Like I've said before I'm not interested in reporting this incident to the police.
I'm a bit confused by your post tho. Do you mean he did know it was sexual abuse, but didn't know the affects it would have? Or he did know what he was doing, but didn't know it was sexual abuse? Everyone seems to be saying different things, and I thought that after making this thread the answer would be clear and I'd be able to move on but I'm just even more confused! :s-smilie:
Reply 73
Original post by Anonymous
Is that just based on his age or not? I'm sure if a 40 year old man did the same thing when I was seven, and I didn't oppose to it because I didn't understand it, and it would be considered abuse. But because he's 11 then it isn't considered abuse?


Original post by Anonymous
Btw, I'm not trying to argue with you I'm just trying to make sence of it myself.


A 40 year old man would know exactly what the consequences were, and would know exactly why he was doing it. Therefore it is abuse.

The 11 year old boy probably (again, I dont know him, so I may be wrong) did not know either of these. Do you think an 11 year old male is sexually mature enough to understand masturbation, etc? (And you don't need to answer this, but it is something to consider; was there any 'end result' from his side? Because if not, then I think it is fair to say he was not mature enough sexually to know why/what he was doing either to you, or to himself for that matter.)
Reply 74
Original post by Jack-
A 40 year old man would know exactly what the consequences were, and would know exactly why he was doing it. Therefore it is abuse.

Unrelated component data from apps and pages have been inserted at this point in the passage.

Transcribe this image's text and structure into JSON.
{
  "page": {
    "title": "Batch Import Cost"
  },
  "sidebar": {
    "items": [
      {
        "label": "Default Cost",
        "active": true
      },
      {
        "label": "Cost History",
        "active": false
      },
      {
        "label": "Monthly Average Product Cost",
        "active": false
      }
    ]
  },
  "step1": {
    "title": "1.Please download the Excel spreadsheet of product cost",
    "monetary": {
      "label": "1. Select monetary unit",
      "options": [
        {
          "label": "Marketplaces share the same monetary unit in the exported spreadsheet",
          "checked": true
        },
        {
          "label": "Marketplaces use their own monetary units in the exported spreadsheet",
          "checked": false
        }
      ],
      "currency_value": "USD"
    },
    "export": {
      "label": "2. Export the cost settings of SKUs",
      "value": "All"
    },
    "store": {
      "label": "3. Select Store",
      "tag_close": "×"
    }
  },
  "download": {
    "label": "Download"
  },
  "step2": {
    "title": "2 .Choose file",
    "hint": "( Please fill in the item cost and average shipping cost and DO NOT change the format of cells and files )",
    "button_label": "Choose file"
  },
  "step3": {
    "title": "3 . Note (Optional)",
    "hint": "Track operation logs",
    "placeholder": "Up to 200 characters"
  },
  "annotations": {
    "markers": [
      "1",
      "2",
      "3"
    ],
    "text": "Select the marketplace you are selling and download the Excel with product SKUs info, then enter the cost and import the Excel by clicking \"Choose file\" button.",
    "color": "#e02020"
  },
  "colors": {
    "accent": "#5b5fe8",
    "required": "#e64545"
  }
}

The 11 year old boy probably (again, I dont know him, so I may be wrong) did not know either of these. Do you think an 11 year old male is sexually mature enough to understand masturbation, etc? (And you don't need to answer this, but it is something to consider; was there any 'end result' from his side? Because if not, then I think it is fair to say he was not mature enough sexually to know why/what he was doing either to you, or to himself for that matter.)

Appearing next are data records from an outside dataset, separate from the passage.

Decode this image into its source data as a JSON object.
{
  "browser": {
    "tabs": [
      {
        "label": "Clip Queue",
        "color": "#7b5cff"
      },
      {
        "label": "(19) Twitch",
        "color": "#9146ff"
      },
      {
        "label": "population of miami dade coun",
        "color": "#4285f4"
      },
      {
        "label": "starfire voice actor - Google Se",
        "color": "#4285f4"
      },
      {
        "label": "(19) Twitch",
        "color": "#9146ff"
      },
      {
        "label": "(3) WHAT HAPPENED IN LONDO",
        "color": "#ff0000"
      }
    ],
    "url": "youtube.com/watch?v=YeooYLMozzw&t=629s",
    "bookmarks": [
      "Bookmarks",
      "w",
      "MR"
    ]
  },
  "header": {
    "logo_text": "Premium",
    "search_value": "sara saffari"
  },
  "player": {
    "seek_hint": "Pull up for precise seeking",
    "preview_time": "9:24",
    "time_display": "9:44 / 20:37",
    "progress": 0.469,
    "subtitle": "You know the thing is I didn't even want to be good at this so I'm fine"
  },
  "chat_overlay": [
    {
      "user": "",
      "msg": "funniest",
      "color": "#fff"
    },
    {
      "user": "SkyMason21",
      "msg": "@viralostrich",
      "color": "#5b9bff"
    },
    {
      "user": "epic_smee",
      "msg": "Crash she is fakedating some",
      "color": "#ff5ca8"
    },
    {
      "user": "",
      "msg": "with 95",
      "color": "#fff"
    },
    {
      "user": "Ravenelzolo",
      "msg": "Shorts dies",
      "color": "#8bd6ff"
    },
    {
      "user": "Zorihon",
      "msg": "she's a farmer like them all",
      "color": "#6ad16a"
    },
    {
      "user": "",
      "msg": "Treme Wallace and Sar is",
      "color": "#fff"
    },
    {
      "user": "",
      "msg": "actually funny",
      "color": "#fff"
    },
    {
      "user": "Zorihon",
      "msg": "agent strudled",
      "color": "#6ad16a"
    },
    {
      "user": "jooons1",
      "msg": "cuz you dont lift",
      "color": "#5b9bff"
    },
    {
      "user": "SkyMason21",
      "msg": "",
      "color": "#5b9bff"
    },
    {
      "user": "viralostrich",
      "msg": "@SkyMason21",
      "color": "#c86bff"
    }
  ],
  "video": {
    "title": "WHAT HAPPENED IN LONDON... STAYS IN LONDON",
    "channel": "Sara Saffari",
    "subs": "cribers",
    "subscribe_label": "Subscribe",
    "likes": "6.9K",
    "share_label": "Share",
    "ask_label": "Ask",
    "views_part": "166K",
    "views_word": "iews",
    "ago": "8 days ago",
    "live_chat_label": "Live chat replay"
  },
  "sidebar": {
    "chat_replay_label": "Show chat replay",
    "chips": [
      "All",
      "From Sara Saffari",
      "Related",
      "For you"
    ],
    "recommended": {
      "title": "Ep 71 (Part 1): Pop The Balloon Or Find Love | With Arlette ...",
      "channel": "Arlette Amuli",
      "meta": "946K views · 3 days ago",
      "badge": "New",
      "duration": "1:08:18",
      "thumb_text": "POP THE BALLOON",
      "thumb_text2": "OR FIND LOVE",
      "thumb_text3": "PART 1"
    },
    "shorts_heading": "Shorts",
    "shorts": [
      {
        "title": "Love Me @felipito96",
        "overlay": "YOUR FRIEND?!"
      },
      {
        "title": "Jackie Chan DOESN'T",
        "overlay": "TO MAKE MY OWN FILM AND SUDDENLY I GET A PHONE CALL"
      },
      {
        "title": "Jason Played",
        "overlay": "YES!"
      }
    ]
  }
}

Ahh okay. I guess I'd have to find out more about him as a person to determine whether he would have been aware of what he was doing at that age or not. I remember from my brother stories that all he seemed to talk about were sexual things at school (eg, each conversation he had apparently were about "willy's"), which perhaps indicates that he wasn't really mature enough to know. Then again it could indicate that he did infact have a serious problem and just used me. I don't know. :/ There wasn't any 'end result' but that was because I outrightly refused to do anything after I had touched his penis. He then just settled with fingering me instead.
Thanks for your answer anyway, it's given me a lot to think about!
Quite common imo, doesn't make it right though and very confusing. You told your parents, how did they react?
Reply 76
If it is then lock me up now.
Reply 77
Original post by Anonymous
Quite common imo, doesn't make it right though and very confusing. You told your parents, how did they react?

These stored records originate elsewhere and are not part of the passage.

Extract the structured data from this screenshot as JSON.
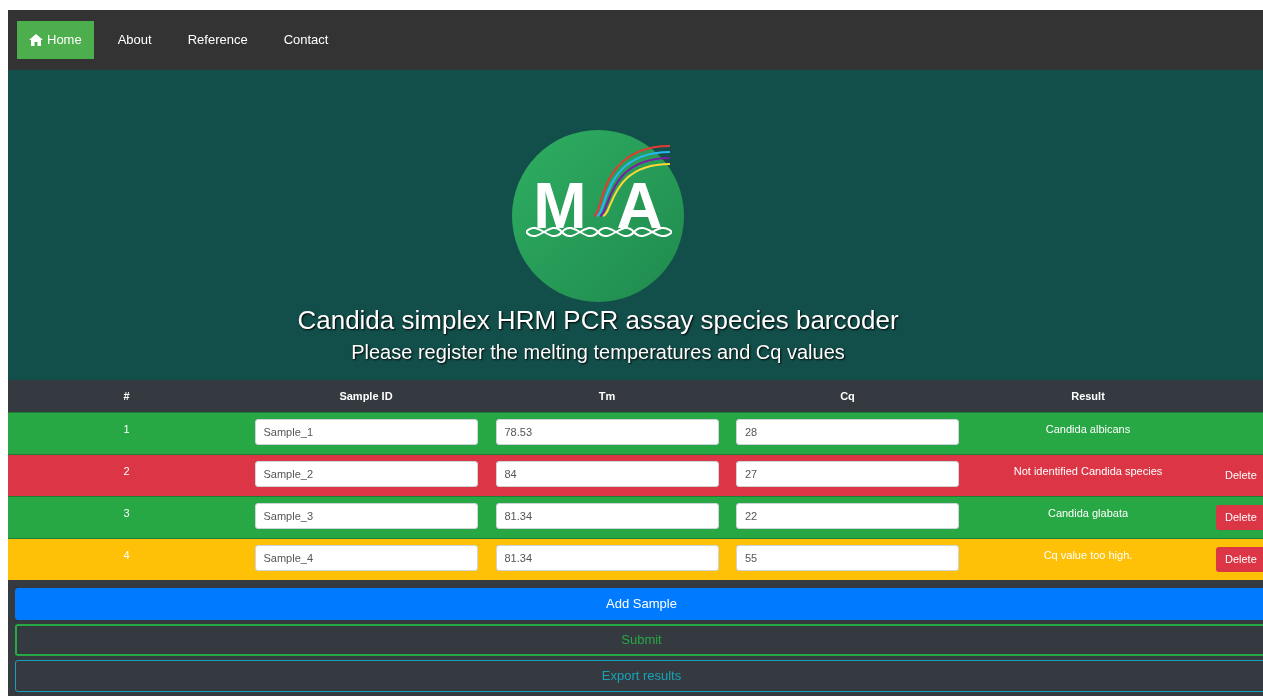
{
  "nav": [
    {
      "label": "Home",
      "selected": true
    },
    {
      "label": "About",
      "selected": false
    },
    {
      "label": "Reference",
      "selected": false
    },
    {
      "label": "Contact",
      "selected": false
    }
  ],
  "hero": {
    "logo": {
      "letters": [
        "M",
        "A"
      ]
    },
    "title": "Candida simplex HRM PCR assay species barcoder",
    "subtitle": "Please register the melting temperatures and Cq values"
  },
  "table": {
    "columns": [
      "#",
      "Sample ID",
      "Tm",
      "Cq",
      "Result"
    ],
    "rows": [
      {
        "number": "1",
        "sample_id": "Sample_1",
        "tm": "78.53",
        "cq": "28",
        "result": "Candida albicans",
        "color": "#28a745"
      },
      {
        "number": "2",
        "sample_id": "Sample_2",
        "tm": "84",
        "cq": "27",
        "result": "Not identified Candida species",
        "color": "#dc3545",
        "delete": {
          "label": "Delete",
          "kind": "plain"
        }
      },
      {
        "number": "3",
        "sample_id": "Sample_3",
        "tm": "81.34",
        "cq": "22",
        "result": "Candida glabata",
        "color": "#28a745",
        "delete": {
          "label": "Delete",
          "kind": "filled"
        }
      },
      {
        "number": "4",
        "sample_id": "Sample_4",
        "tm": "81.34",
        "cq": "55",
        "result": "Cq value too high.",
        "color": "#ffc107",
        "delete": {
          "label": "Delete",
          "kind": "filled"
        }
      }
    ]
  },
  "actions": [
    {
      "label": "Add Sample",
      "kind": "primary"
    },
    {
      "label": "Submit",
      "kind": "outline-success"
    },
    {
      "label": "Export results",
      "kind": "outline-info"
    }
  ]
}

They were upset and treated it like sexual abuse, but that could be because I described it as sexual abuse by saying "I was abused when I was younger". So I don't really know. :s-smilie:
Original post by Anonymous
Like I've said before I'm not interested in reporting this incident to the police.
I'm a bit confused by your post tho. Do you mean he did know it was sexual abuse, but didn't know the affects it would have? Or he did know what he was doing, but didn't know it was sexual abuse? Everyone seems to be saying different things, and I thought that after making this thread the answer would be clear and I'd be able to move on but I'm just even more confused! :s-smilie:


I honestly dont know it could be either of those things, he was eleven and i dont know his family or how much they would/would not have explained to him. He might not have realised what he was doing was wrong or damaging.

Something like this is always going to have very murky waters as to the ages involved the length of time ago and just how much both parties understood.

Im sorry we cant clear it up for you OP.